In this article, 105 isolates obtained from nodules of promiscuous soyabean grown at 15 sites in Manica (4), Nampula (2), Tete (6) and Zambézia (3) provinces, in Mozambique, were screened for N2-fixation effectiveness in the greenhouse in Brazil along with five commercial strains. Eighty-seven isolates confirmed the ability to form effective nodules on soyabean and were used for genetic characterization by rep-PCR (BOX) and sequencing of the 16S rRNA gene, and also for symbiotic effectiveness. BOX-PCR fingerprinting revealed remarkable genetic diversity, with 41 clusters formed, considering a similarity level of 65%. The 16S rRNA analysis assigned the isolates to the genera Bradyrhizobium (75%) and Agrobacterium/Rhizobium (25%). Great variability in symbiotic effectiveness was detected among the indigenous rhizobia from Mozambique, with ten isolates performing better than the commercial strain B. diazoefficiens USDA 110, the best reference strain, and 51 isolates with lower performance than all reference strains.

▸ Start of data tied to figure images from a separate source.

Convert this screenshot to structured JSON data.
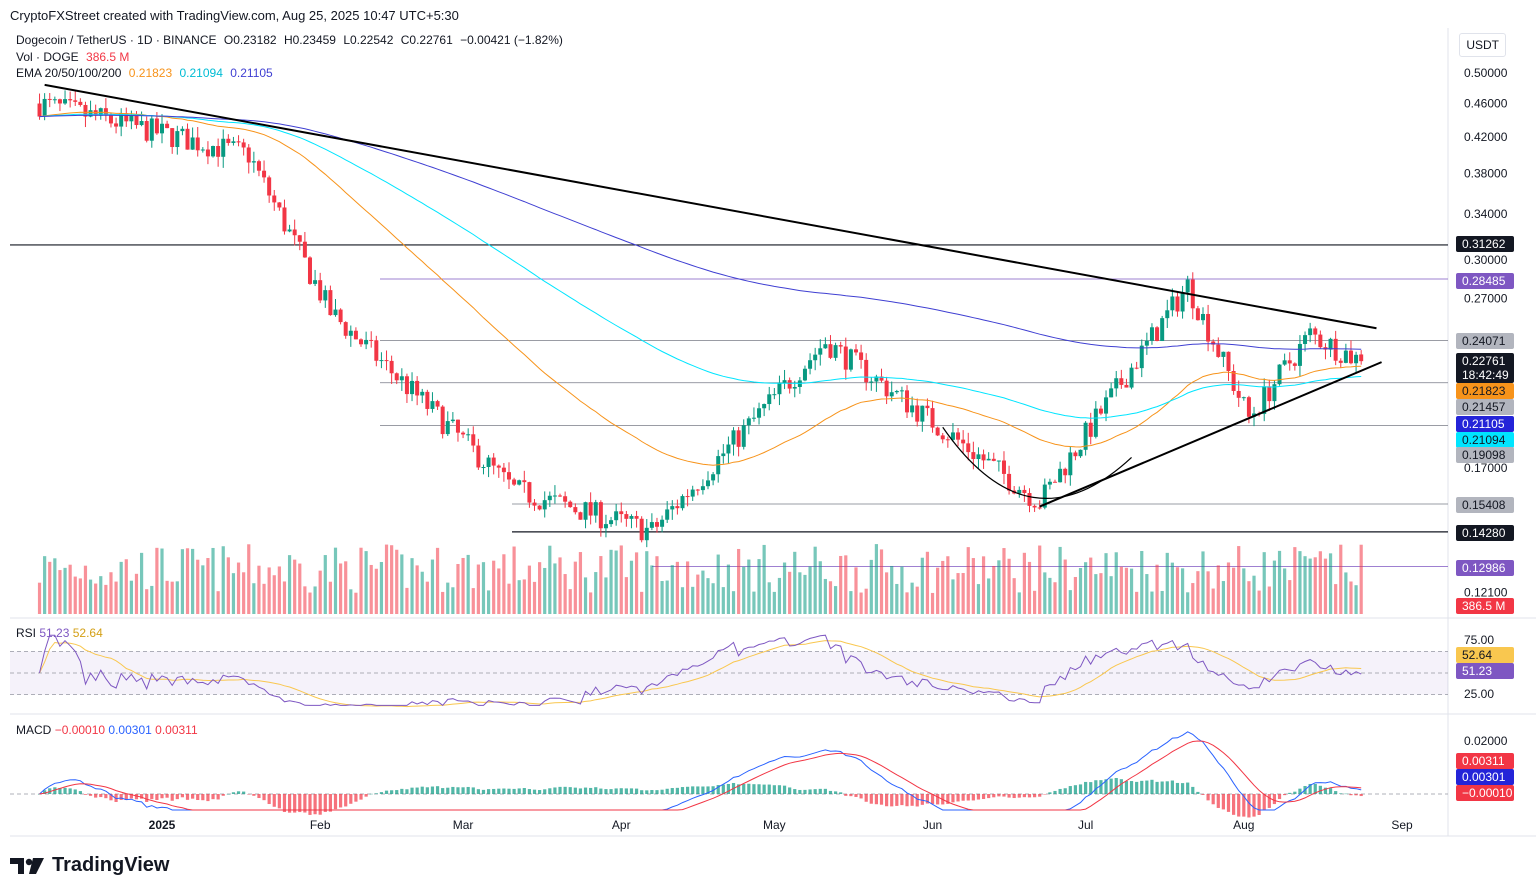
{
  "header": {
    "credit": "CryptoFXStreet created with TradingView.com, Aug 25, 2025 10:47 UTC+5:30",
    "currency": "USDT"
  },
  "legend": {
    "symbol": "Dogecoin / TetherUS · 1D · BINANCE",
    "open": "O0.23182",
    "high": "H0.23459",
    "low": "L0.22542",
    "close": "C0.22761",
    "change": "−0.00421 (−1.82%)",
    "vol_label": "Vol · DOGE",
    "vol_value": "386.5 M",
    "ema_label": "EMA 20/50/100/200",
    "ema_values": [
      "0.21823",
      "0.21094",
      "0.21105"
    ]
  },
  "rsi_legend": {
    "label": "RSI",
    "v1": "51.23",
    "v2": "52.64"
  },
  "macd_legend": {
    "label": "MACD",
    "v1": "−0.00010",
    "v2": "0.00301",
    "v3": "0.00311"
  },
  "colors": {
    "up": "#089981",
    "down": "#f23645",
    "ema50": "#f7931a",
    "ema100": "#00e5ff",
    "ema200": "#3f3fd2",
    "rsi": "#7e57c2",
    "rsi_ma": "#f9c74f",
    "macd": "#2962ff",
    "signal": "#f23645"
  },
  "brand": "TradingView",
  "chart_data": {
    "type": "candlestick",
    "x_axis_labels": [
      "2025",
      "Feb",
      "Mar",
      "Apr",
      "May",
      "Jun",
      "Jul",
      "Aug",
      "Sep"
    ],
    "price_axis_ticks": [
      "0.50000",
      "0.46000",
      "0.42000",
      "0.38000",
      "0.34000",
      "0.30000",
      "0.27000",
      "0.17000",
      "0.12100"
    ],
    "price_labels": [
      {
        "value": "0.31262",
        "style": "dark"
      },
      {
        "value": "0.28485",
        "style": "purple"
      },
      {
        "value": "0.24071",
        "style": "gray"
      },
      {
        "value": "0.22761",
        "style": "dark",
        "sub": "18:42:49"
      },
      {
        "value": "0.21823",
        "style": "orange"
      },
      {
        "value": "0.21457",
        "style": "gray"
      },
      {
        "value": "0.21105",
        "style": "blue"
      },
      {
        "value": "0.21094",
        "style": "cyan"
      },
      {
        "value": "0.19098",
        "style": "gray"
      },
      {
        "value": "0.15408",
        "style": "gray"
      },
      {
        "value": "0.14280",
        "style": "dark"
      },
      {
        "value": "0.12986",
        "style": "purple"
      },
      {
        "value": "386.5 M",
        "style": "red"
      }
    ],
    "rsi_ticks": [
      "75.00",
      "25.00"
    ],
    "rsi_labels": [
      {
        "value": "52.64",
        "style": "yellow"
      },
      {
        "value": "51.23",
        "style": "violet"
      }
    ],
    "macd_ticks": [
      "0.02000"
    ],
    "macd_labels": [
      {
        "value": "0.00311",
        "style": "red"
      },
      {
        "value": "0.00301",
        "style": "blue"
      },
      {
        "value": "−0.00010",
        "style": "red"
      }
    ],
    "horizontal_levels": [
      0.31262,
      0.28485,
      0.24071,
      0.21457,
      0.19098,
      0.15408,
      0.1428,
      0.12986
    ],
    "trendlines": [
      {
        "name": "descending-resistance",
        "from": {
          "date": "2024-12-09",
          "price": 0.484
        },
        "to": {
          "date": "2025-08-27",
          "price": 0.249
        }
      },
      {
        "name": "ascending-support",
        "from": {
          "date": "2025-06-22",
          "price": 0.153
        },
        "to": {
          "date": "2025-08-28",
          "price": 0.227
        }
      }
    ],
    "ema": {
      "20": 0.21823,
      "50": 0.21094,
      "100": 0.21105
    },
    "last": {
      "open": 0.23182,
      "high": 0.23459,
      "low": 0.22542,
      "close": 0.22761
    },
    "key_swings": [
      {
        "date": "2024-12-08",
        "close": 0.46
      },
      {
        "date": "2025-01-18",
        "close": 0.4
      },
      {
        "date": "2025-02-03",
        "close": 0.26
      },
      {
        "date": "2025-03-11",
        "close": 0.16
      },
      {
        "date": "2025-04-07",
        "close": 0.143
      },
      {
        "date": "2025-05-11",
        "close": 0.24
      },
      {
        "date": "2025-06-22",
        "close": 0.155
      },
      {
        "date": "2025-07-21",
        "close": 0.28
      },
      {
        "date": "2025-08-02",
        "close": 0.195
      },
      {
        "date": "2025-08-14",
        "close": 0.245
      },
      {
        "date": "2025-08-24",
        "close": 0.2276
      }
    ]
  }
}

Five isolates, three (Moz 4, Moz 19 and Moz 22) belonging to the superclade B. elkanii and two (Moz 27 and Moz 61) assigned to the superclade B. japonicum, consistently showed high symbiotic effectiveness, suggesting that the inoculation with indigenous rhizobia adapted to local conditions represents a possible strategy for increasing soyabean yields in Mozambique. Phylogenetic position of the five elite isolates was confirmed by the MLSA with four protein-coding housekeeping genes, dnaK, glnII, gyrB and recA (Figure 1).
Chibeba A.M., Kyei-Boahen, S., de Fátima Guimarães, M., Nogueira, M.A., Hungria, M., 2017. Feasibility of transference of inoculation-related technologies: A case study of evaluation of soyabean rhizobial strains under the agro-climatic conditions of Brazil and Mozambique. Agriculture, Ecosystems & Environment, online 14 July 2017, In Press, Corrected Proof
|Here, the performance of five strains (four Brazilian and one North American) in the 2013/2014 and 2014/2015 crop seasons in Brazil and Mozambique was evaluated. The experimental areas were located in relatively similar agro-climatic regions and had soyabean nodulating rhizobial population ranging from <<10 to 2 ×105 cells g−1 soil. The treatments were: (1) NI, non-inoculated control with no N-fertilizer; (2) NI + N, non-inoculated control with 200 kg of N ha−1; and inoculated with (3) Bradyrhizobium japonicum SEMIA 5079; (4) B. diazoefficiens SEMIA 5080; (5) B. elkanii SEMIA 587; (6) B. elkanii SEMIA 5019; (7) B. diazoefficiens USDA 110; (8) SEMIA 5079 + 5080. The best inoculation strains across locations and crop seasons in Brazil and Mozambique were SEMIA 5079, SEMIA 5080 and USDA 110 (Figure 2) suggesting that the transference of inoculation technologies between countries is feasible.|
Dr. Chibeba is presently working for IITA – Mozambique, since January 2017, as Postdoctoral Fellow in Agronomy and Soil Microbiology. His main responsibility is to conduct multi-location field trials with the promising indigenous rhizobial isolates identified in Brazil (first trial above) to confirm their potential use in inoculants for soyabean in Mozambique.